Volumio output to external Snapcast Server

Volumio Information

Volumio Version:2.878
Hardware: Raspbery Pi Zero W
DAC: None

I have Volumio running on my Pi Zero with the Snapcast server plugin.
The audio at the snapcast client end is terrible, snaps and pos constantly.
I have another Snapcast server running on my network that is currently being used by my MPD server. The audio from this snapcast server is great.
I’m assuming the Pi 0 just don’t have enough processing power to run volumio and snapcast.

Is there a way I can output the audio from Volumio to my ‘external’ snapcast server? I assume this would lighten the load on the Pi 0

I know RPi0s are pretty amazing, but running Volumio & a snapcast server seems a bit optimistic :wink: . I think you need to just use it as a client. How are you using your current snapcast server? Would it be possible to run Volumio on another (more capable) device with the server there? In answer to your question though (eventually), I don’t think you can currently, but you might want to contact Saiyato (author of the plugin) for a more definitive answer.

Well I thought about trying it out on a Virtual Machine seeing as it’s easy to get one running, I’m short on available RPi’s :wink:
That was a quick aparent deadend, there is almost no docs for x86 Volumio and even less for booting up inside a VM, nearest I’ve been able to figure is that x86 Volumio is meant to be booted and run off a USB stick, terrible idea in my books but that might be me not understanding something.

Well I just stumbled across this piece of info on someone trying to pip audio from Rhasspy out to an ‘external’ mopidy/snapcast server

pipeline: gst-launch-1.0 -v fdsrc ! wavparse ! audioresample ! audioconvert ! audio/x-raw,rate=48000,channels=2,format=S16LE ! wavenc ! tcpclientsink host=192.168.IP.SERVER port=3333
(Stream audio to Snapcast server - Development - Rhasspy Voice Assistant)

Looks like I might have something to play with tonight.

Well good luck, and definitely report back here please. Linux often amazes me with it’s versatilty, but you’re getting well out of my comfort zone on the detail.:slight_smile:

yes, looks like it :wink:
An x86 boot device is not limited to a usb stick, with the Volumio 3 beta you can boot off any device from your hardware bios boot options, be it HDD/SSD/eMMC/NVME/USB or microSD.
The problem is that we do not promote running in a VM, not because it does not work (using Virtual Box for Volumio x86 development myself sometimes), but there is not enough expertise here to support VMs in general.

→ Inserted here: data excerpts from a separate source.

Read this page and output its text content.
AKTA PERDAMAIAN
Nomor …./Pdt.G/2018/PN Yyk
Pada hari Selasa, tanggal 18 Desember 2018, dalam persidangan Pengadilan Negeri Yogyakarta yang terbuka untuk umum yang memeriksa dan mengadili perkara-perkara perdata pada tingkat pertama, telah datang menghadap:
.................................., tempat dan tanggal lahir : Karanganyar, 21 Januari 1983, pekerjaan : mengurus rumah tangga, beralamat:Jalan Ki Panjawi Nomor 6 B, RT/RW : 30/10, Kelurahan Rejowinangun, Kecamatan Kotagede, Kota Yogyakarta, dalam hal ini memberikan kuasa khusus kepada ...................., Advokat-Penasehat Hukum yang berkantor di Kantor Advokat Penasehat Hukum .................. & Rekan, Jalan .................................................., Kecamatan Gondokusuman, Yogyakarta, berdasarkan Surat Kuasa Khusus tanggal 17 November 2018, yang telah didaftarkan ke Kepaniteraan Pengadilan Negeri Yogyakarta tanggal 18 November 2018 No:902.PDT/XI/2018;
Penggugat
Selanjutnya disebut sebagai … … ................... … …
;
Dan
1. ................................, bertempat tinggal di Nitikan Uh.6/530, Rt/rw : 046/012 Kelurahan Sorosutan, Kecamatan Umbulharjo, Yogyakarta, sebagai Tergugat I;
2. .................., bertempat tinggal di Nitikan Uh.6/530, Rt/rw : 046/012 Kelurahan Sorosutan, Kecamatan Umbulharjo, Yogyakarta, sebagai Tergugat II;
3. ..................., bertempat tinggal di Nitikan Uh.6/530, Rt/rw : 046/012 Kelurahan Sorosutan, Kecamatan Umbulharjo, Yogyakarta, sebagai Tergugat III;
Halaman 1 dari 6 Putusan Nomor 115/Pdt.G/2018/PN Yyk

Well I sorted out my issue with the RPi Zero W. It has enough power to run Volumio and Snapserver.
The samplerates in sanapserver.conf and mpd.conf were different.

Snapserver.conf was set to 48000:16:2
Mpd.conf was set to 44100:16:2

I don’t know if I changed one at some point or not but as soon as I set snapserver.conf to 44100:16:2 the snaps and cracks vanished. There is the occasional click, or more likely a millisecond(s) blank in the audio stream which ends up sounding like a click.

I’ve seen some recomendations for RPi 0 to have this set to 44800:16:*
I’m not sure if that is just for playback with a Respeaker 2 Hat.

Well not completely, I don’t think Volumio 2 will install on a HDD but it is good to know 3 will.
I don’t know if VM’s need to be ‘officially’ supported, in most cases if it boots from an ISO and has an installer it ‘should’ just work in a VM.
I couldn’t get the Volumio x86.img working but it’s that it got corrupted in the initial download, the unzipping, or the upload to the ESXi Datastore.

In any case, I ended up getting Volumio and Snapserver running on my RPi 0 lastnight. I’m going to test it out with some Android clients today to see how it handles multiple connections.

it does, never had an issue with it, sometimes the copy to disk feature throws an error at the end, but it is mostly cosmetic, the system will boot from the installed HDD/SSD anyway. And with some linux cmd skills, dd-ing the image to the hdd from a running usb stick is easy. There are more ways to do this. With Volumio 3, the copy-to-disk has been re-written and works very fast and without issues, to any attached disk.